How to respond when your kid talks back
When we become parents, we can’t wait to watch our child’s personality evolve. One of the most exciting milestones is when they start to talk. There’s nothing cuter than hearing your baby start to form their independent thoughts and ideas. With this newfound skill comes so much joy. But like most things with kids, it also comes with its own set of new challenges.
It’s a rite of passage for your kid to talk back to you, but it doesn’t make it any easier to manage it! The good news is you’re not alone and it’s completely normal for our children to test their limits to see what they can get away with.
So if you’re currently dealing with a child who just loves to talk back (“no mummy, no daddy, I don’t want to eat that, I’m not putting on my shoes!” — can anyone else relate to this never-ending soundtrack at home?), here are some practical ways to manage their behaviour.
What does it mean when a child talks back?
While it can be exhausting to navigate, talking back is a very normal part of your child’s development. A child will often talk back because they are trying to gain control over their life — from what they wear, do, or eat.
Another reason is that they are trying to test their boundaries and exert control. Or they could just be overtired, hungry, or in a bad mood — hey, we’ve all been there!
What to do with a kid that talks back?
Set boundaries: Kiindred’s child and family psychologist Jaimie Bloch suggests setting limits to help your child problem-solve and learn what is acceptable and what isn’t.
Once they are calm, talk to them about their behaviour; be curious. For example, “Hmm, that looked like you had a really big feeling before. I wonder if that was sadness? I’m not sure. What do you think?”
Then be sure to reiterate to them that all feelings are ok but certain behaviours are not. For example, “I can see you don’t want to put your shoes on right now. It’s ok to be angry, but it’s not ok to talk to mummy like that.”
Teaching and modelling the importance of respect in our behaviour and language will lay the foundations for being a good human.

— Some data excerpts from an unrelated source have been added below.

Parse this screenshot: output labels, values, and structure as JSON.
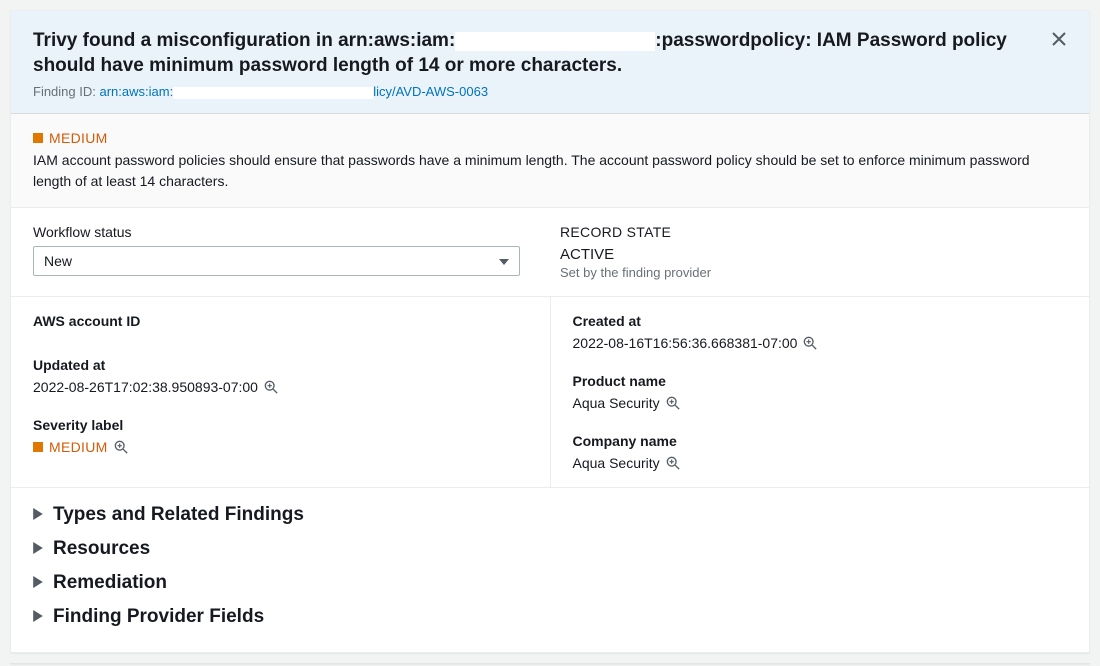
{
  "header": {
    "title_prefix": "Trivy found a misconfiguration in arn:aws:iam:",
    "title_suffix": ":passwordpolicy: IAM Password policy should have minimum password length of 14 or more characters.",
    "finding_id_label": "Finding ID: ",
    "finding_id_link1": "arn:aws:iam:",
    "finding_id_link2": "licy/AVD-AWS-0063"
  },
  "severity": {
    "label": "MEDIUM",
    "color": "#d45b07"
  },
  "description": "IAM account password policies should ensure that passwords have a minimum length. The account password policy should be set to enforce minimum password length of at least 14 characters.",
  "workflow": {
    "label": "Workflow status",
    "value": "New"
  },
  "record_state": {
    "label": "RECORD STATE",
    "value": "ACTIVE",
    "note": "Set by the finding provider"
  },
  "fields": {
    "aws_account_id": {
      "label": "AWS account ID",
      "value": ""
    },
    "created_at": {
      "label": "Created at",
      "value": "2022-08-16T16:56:36.668381-07:00"
    },
    "updated_at": {
      "label": "Updated at",
      "value": "2022-08-26T17:02:38.950893-07:00"
    },
    "product_name": {
      "label": "Product name",
      "value": "Aqua Security"
    },
    "severity_label": {
      "label": "Severity label",
      "value": "MEDIUM"
    },
    "company_name": {
      "label": "Company name",
      "value": "Aqua Security"
    }
  },
  "expanders": [
    {
      "label": "Types and Related Findings"
    },
    {
      "label": "Resources"
    },
    {
      "label": "Remediation"
    },
    {
      "label": "Finding Provider Fields"
    }
  ]
}
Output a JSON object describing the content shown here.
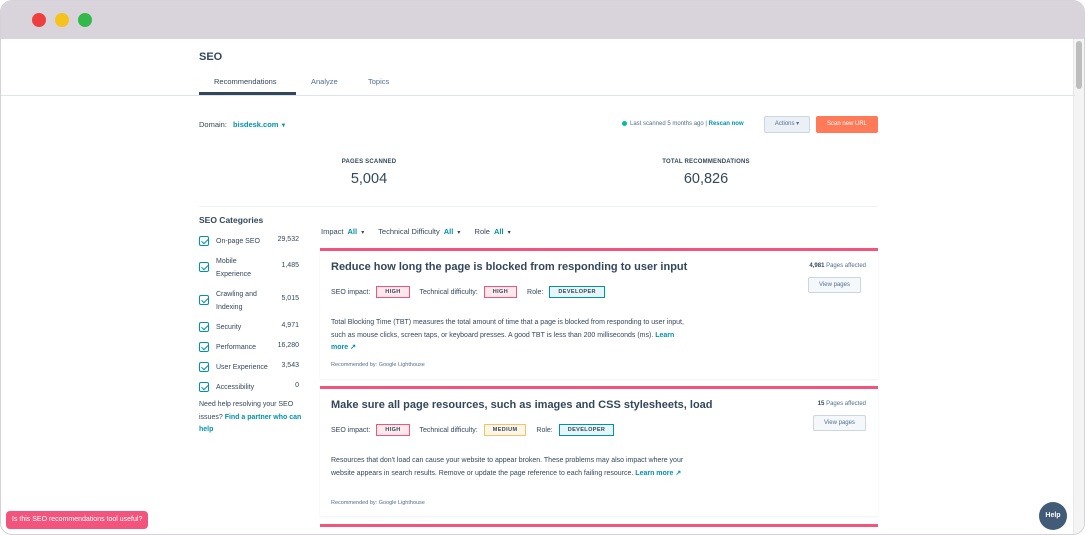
{
  "window": {
    "controls": [
      "close",
      "minimize",
      "maximize"
    ]
  },
  "page": {
    "title": "SEO",
    "tabs": [
      {
        "label": "Recommendations",
        "active": true
      },
      {
        "label": "Analyze",
        "active": false
      },
      {
        "label": "Topics",
        "active": false
      }
    ]
  },
  "domain": {
    "label": "Domain:",
    "value": "bisdesk.com"
  },
  "status": {
    "text": "Last scanned 5 months ago",
    "separator": "|",
    "rescan": "Rescan now",
    "actions": "Actions",
    "scan_new": "Scan new URL"
  },
  "stats": {
    "pages_scanned_label": "PAGES SCANNED",
    "pages_scanned_value": "5,004",
    "total_recs_label": "TOTAL RECOMMENDATIONS",
    "total_recs_value": "60,826"
  },
  "sidebar": {
    "title": "SEO Categories",
    "categories": [
      {
        "label": "On-page SEO",
        "count": "29,532",
        "checked": true
      },
      {
        "label": "Mobile Experience",
        "count": "1,485",
        "checked": true
      },
      {
        "label": "Crawling and Indexing",
        "count": "5,015",
        "checked": true
      },
      {
        "label": "Security",
        "count": "4,971",
        "checked": true
      },
      {
        "label": "Performance",
        "count": "16,280",
        "checked": true
      },
      {
        "label": "User Experience",
        "count": "3,543",
        "checked": true
      },
      {
        "label": "Accessibility",
        "count": "0",
        "checked": true
      }
    ],
    "help_text": "Need help resolving your SEO issues?",
    "help_link": "Find a partner who can help"
  },
  "filters": [
    {
      "label": "Impact",
      "value": "All"
    },
    {
      "label": "Technical Difficulty",
      "value": "All"
    },
    {
      "label": "Role",
      "value": "All"
    }
  ],
  "cards": [
    {
      "title": "Reduce how long the page is blocked from responding to user input",
      "affected_count": "4,981",
      "affected_label": "Pages affected",
      "view_label": "View pages",
      "seo_impact_label": "SEO impact:",
      "seo_impact": "HIGH",
      "difficulty_label": "Technical difficulty:",
      "difficulty": "HIGH",
      "role_label": "Role:",
      "role": "DEVELOPER",
      "description": "Total Blocking Time (TBT) measures the total amount of time that a page is blocked from responding to user input, such as mouse clicks, screen taps, or keyboard presses. A good TBT is less than 200 milliseconds (ms).",
      "learn_more": "Learn more",
      "recommended_by": "Recommended by: Google Lighthouse"
    },
    {
      "title": "Make sure all page resources, such as images and CSS stylesheets, load",
      "affected_count": "15",
      "affected_label": "Pages affected",
      "view_label": "View pages",
      "seo_impact_label": "SEO impact:",
      "seo_impact": "HIGH",
      "difficulty_label": "Technical difficulty:",
      "difficulty": "MEDIUM",
      "role_label": "Role:",
      "role": "DEVELOPER",
      "description": "Resources that don't load can cause your website to appear broken. These problems may also impact where your website appears in search results. Remove or update the page reference to each failing resource.",
      "learn_more": "Learn more",
      "recommended_by": "Recommended by: Google Lighthouse"
    }
  ],
  "feedback": "Is this SEO recommendations tool useful?",
  "help": "Help",
  "colors": {
    "accent": "#0091ae",
    "cta": "#ff7a59",
    "card_border": "#f2547d",
    "text": "#33475b"
  }
}
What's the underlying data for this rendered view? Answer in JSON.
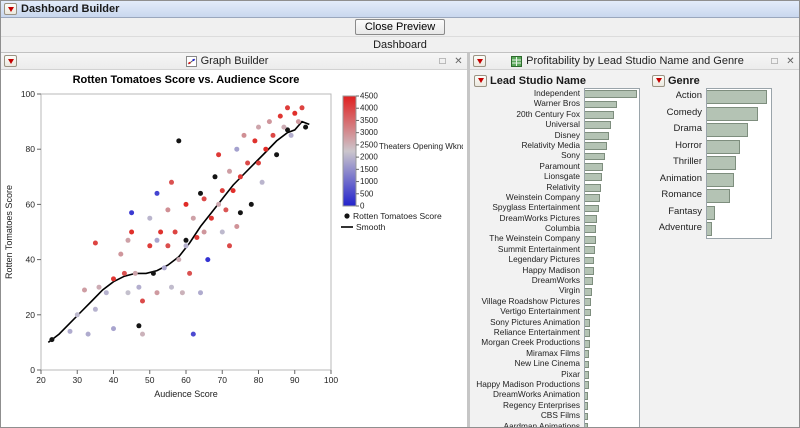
{
  "window": {
    "title": "Dashboard Builder"
  },
  "toolbar": {
    "close_preview_label": "Close Preview",
    "dashboard_label": "Dashboard"
  },
  "panels": {
    "graph_builder": {
      "title": "Graph Builder"
    },
    "profitability": {
      "title": "Profitability by Lead Studio Name and Genre"
    }
  },
  "colors": {
    "red_triangle": "#c40000",
    "bar_fill": "#b4c3b4",
    "bar_border": "#7e8e7e",
    "titlebar": "#c9d7ee",
    "point_high": "#e02020",
    "point_low": "#2222cc",
    "smooth_line": "#000000"
  },
  "chart_data": [
    {
      "type": "scatter",
      "title": "Rotten Tomatoes Score vs. Audience Score",
      "xlabel": "Audience Score",
      "ylabel": "Rotten Tomatoes Score",
      "xlim": [
        20,
        100
      ],
      "ylim": [
        0,
        100
      ],
      "xticks": [
        20,
        30,
        40,
        50,
        60,
        70,
        80,
        90,
        100
      ],
      "yticks": [
        0,
        20,
        40,
        60,
        80,
        100
      ],
      "color_legend": {
        "label": "Theaters Opening Wknd",
        "min": 0,
        "max": 4500,
        "ticks": [
          4500,
          4000,
          3500,
          3000,
          2500,
          2000,
          1500,
          1000,
          500,
          0
        ]
      },
      "legend": [
        {
          "label": "Rotten Tomatoes Score",
          "marker": "dot"
        },
        {
          "label": "Smooth",
          "marker": "line"
        }
      ],
      "points_format": [
        "audience_score",
        "rotten_tomatoes_score",
        "theaters_opening_wknd_or_null"
      ],
      "points": [
        [
          23,
          11,
          null
        ],
        [
          51,
          35,
          null
        ],
        [
          58,
          83,
          null
        ],
        [
          64,
          64,
          null
        ],
        [
          68,
          70,
          null
        ],
        [
          75,
          57,
          null
        ],
        [
          78,
          60,
          null
        ],
        [
          85,
          78,
          null
        ],
        [
          88,
          87,
          null
        ],
        [
          93,
          88,
          null
        ],
        [
          47,
          16,
          null
        ],
        [
          60,
          47,
          null
        ],
        [
          45,
          57,
          250
        ],
        [
          52,
          64,
          400
        ],
        [
          66,
          40,
          150
        ],
        [
          62,
          13,
          500
        ],
        [
          35,
          46,
          4100
        ],
        [
          40,
          33,
          4300
        ],
        [
          43,
          35,
          3900
        ],
        [
          45,
          50,
          4400
        ],
        [
          48,
          25,
          4000
        ],
        [
          50,
          45,
          4200
        ],
        [
          53,
          50,
          4350
        ],
        [
          55,
          45,
          3950
        ],
        [
          57,
          50,
          4100
        ],
        [
          60,
          60,
          4450
        ],
        [
          61,
          35,
          3900
        ],
        [
          63,
          48,
          4200
        ],
        [
          65,
          62,
          4000
        ],
        [
          67,
          55,
          4300
        ],
        [
          70,
          65,
          4150
        ],
        [
          71,
          58,
          3850
        ],
        [
          73,
          65,
          4400
        ],
        [
          75,
          70,
          4250
        ],
        [
          77,
          75,
          4000
        ],
        [
          79,
          83,
          4350
        ],
        [
          80,
          75,
          4150
        ],
        [
          82,
          80,
          4450
        ],
        [
          84,
          85,
          4050
        ],
        [
          86,
          92,
          4300
        ],
        [
          88,
          95,
          4200
        ],
        [
          90,
          93,
          4400
        ],
        [
          92,
          95,
          4100
        ],
        [
          56,
          68,
          3900
        ],
        [
          72,
          45,
          4000
        ],
        [
          69,
          78,
          4250
        ],
        [
          32,
          29,
          2800
        ],
        [
          36,
          30,
          2600
        ],
        [
          42,
          42,
          2900
        ],
        [
          46,
          35,
          2700
        ],
        [
          48,
          13,
          2500
        ],
        [
          52,
          28,
          2850
        ],
        [
          55,
          58,
          3000
        ],
        [
          58,
          40,
          2600
        ],
        [
          62,
          55,
          2750
        ],
        [
          65,
          50,
          2900
        ],
        [
          69,
          60,
          2650
        ],
        [
          72,
          72,
          2800
        ],
        [
          76,
          85,
          3000
        ],
        [
          80,
          88,
          2700
        ],
        [
          83,
          90,
          2900
        ],
        [
          87,
          88,
          2600
        ],
        [
          91,
          90,
          2850
        ],
        [
          44,
          47,
          2750
        ],
        [
          59,
          28,
          2500
        ],
        [
          74,
          52,
          2950
        ],
        [
          30,
          20,
          2100
        ],
        [
          33,
          13,
          1900
        ],
        [
          38,
          28,
          2000
        ],
        [
          40,
          15,
          1800
        ],
        [
          44,
          28,
          2200
        ],
        [
          47,
          30,
          1950
        ],
        [
          50,
          55,
          2050
        ],
        [
          54,
          37,
          1850
        ],
        [
          56,
          30,
          2150
        ],
        [
          60,
          45,
          2000
        ],
        [
          64,
          28,
          1900
        ],
        [
          70,
          50,
          2100
        ],
        [
          74,
          80,
          1750
        ],
        [
          81,
          68,
          2050
        ],
        [
          89,
          85,
          1950
        ],
        [
          52,
          47,
          1800
        ],
        [
          35,
          22,
          2000
        ],
        [
          28,
          14,
          1900
        ]
      ],
      "smooth": [
        [
          22,
          10
        ],
        [
          25,
          13
        ],
        [
          28,
          17
        ],
        [
          31,
          21
        ],
        [
          34,
          25
        ],
        [
          37,
          29
        ],
        [
          40,
          32
        ],
        [
          43,
          34
        ],
        [
          46,
          35
        ],
        [
          49,
          35
        ],
        [
          52,
          36
        ],
        [
          55,
          38
        ],
        [
          58,
          41
        ],
        [
          61,
          46
        ],
        [
          64,
          52
        ],
        [
          67,
          57
        ],
        [
          70,
          62
        ],
        [
          73,
          67
        ],
        [
          76,
          71
        ],
        [
          79,
          75
        ],
        [
          82,
          79
        ],
        [
          85,
          83
        ],
        [
          88,
          86
        ],
        [
          90,
          87
        ],
        [
          92,
          90
        ],
        [
          94,
          89
        ]
      ]
    },
    {
      "type": "bar",
      "orientation": "horizontal",
      "title": "Lead Studio Name",
      "value_scale": "relative_0_to_1",
      "categories": [
        "Independent",
        "Warner Bros",
        "20th Century Fox",
        "Universal",
        "Disney",
        "Relativity Media",
        "Sony",
        "Paramount",
        "Lionsgate",
        "Relativity",
        "Weinstein Company",
        "Spyglass Entertainment",
        "DreamWorks Pictures",
        "Columbia",
        "The Weinstein Company",
        "Summit Entertainment",
        "Legendary Pictures",
        "Happy Madison",
        "DreamWorks",
        "Virgin",
        "Village Roadshow Pictures",
        "Vertigo Entertainment",
        "Sony Pictures Animation",
        "Reliance Entertainment",
        "Morgan Creek Productions",
        "Miramax Films",
        "New Line Cinema",
        "Pixar",
        "Happy Madison Productions",
        "DreamWorks Animation",
        "Regency Enterprises",
        "CBS Films",
        "Aardman Animations"
      ],
      "values": [
        0.97,
        0.6,
        0.54,
        0.48,
        0.44,
        0.4,
        0.37,
        0.34,
        0.31,
        0.29,
        0.27,
        0.25,
        0.23,
        0.21,
        0.2,
        0.19,
        0.17,
        0.16,
        0.15,
        0.13,
        0.12,
        0.11,
        0.1,
        0.1,
        0.09,
        0.08,
        0.08,
        0.07,
        0.07,
        0.06,
        0.06,
        0.05,
        0.05
      ]
    },
    {
      "type": "bar",
      "orientation": "horizontal",
      "title": "Genre",
      "value_scale": "relative_0_to_1",
      "categories": [
        "Action",
        "Comedy",
        "Drama",
        "Horror",
        "Thriller",
        "Animation",
        "Romance",
        "Fantasy",
        "Adventure"
      ],
      "values": [
        0.93,
        0.8,
        0.64,
        0.51,
        0.45,
        0.42,
        0.36,
        0.13,
        0.08
      ]
    }
  ]
}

Enforce consequences: It’s often a rude shock for children to learn they aren’t the centre of the universe and can’t get away with doing whatever they want. That’s why putting boundaries and rules in place is paramount when it comes to teaching them about acceptable behaviour.
Consistency is key so if they continue to talk back to you rudely, make sure there is an age-appropriate consequence. For example, “Because you spoke to me like that, we’re not going to ballet anymore.” And remember, our kids are sponges so model the kind of behaviour you want them to have. That means no talking back on your part either.
Ask yourself if there’s something more at play: Often when our kids talk back, what they’re demonstrating is sadness, frustration, pain, or fear. Talking back means mum or dad will give them attention, even if it’s negative attention, and that’s better than nothing at all.
Acting up and chatting back are commonplace during big periods of transition (think a new baby arriving, starting daycare, or a parent returning to work). At the end of the day, the most precious gift we can give our child is our time and undivided attention, so make sure you prioritise some one-on-one time with your child. Finding the root of the cause will make it easier to resolve the problem in the long run.
Be selective about what TV shows your child watches: Look, no judgement with giving your kid some screen time. We get it! Life is hectic and sometimes you’ve just gotta do what you’ve gotta do to get through the day. But remember that our children learn a lot about their behaviour from what they are watching on TV. Oh, you’ve noticed that suddenly your son is super sassy and sarcastic and you have no idea where it came from? It might be time to do a stocktake of his TV diet and ensure he’s watching good-quality shows and movies with heart, soul, and a big serving of teachable moments.
Don’t lose your temper: This one is easier said than done, especially if their back-chat is constant, but adding your own yelling or crying to the fire will only make the situation worse. Take a few deep breaths and remind yourself to not take it personally.
Encourage good behaviour: Our children are no different to us! Think about how good it feels when your hard work is acknowledged — whether it’s by a friend or colleague. So when your little one communicates with you properly, praise this with a thank you, a hug, or a simple acknowledgement: “Well done, baby. That was a really kind way to speak to me. I’m so proud of you.” Children who receive positive reinforcement are less likely to misbehave down the track.
There’s no denying that a kid talking back can wear you down. But keeping your composure and remaining calm goes a long way. Don’t beat yourself up if you do lose your cool; tomorrow is a new day. And like everything in parenting, just remember ‘this too shall pass.’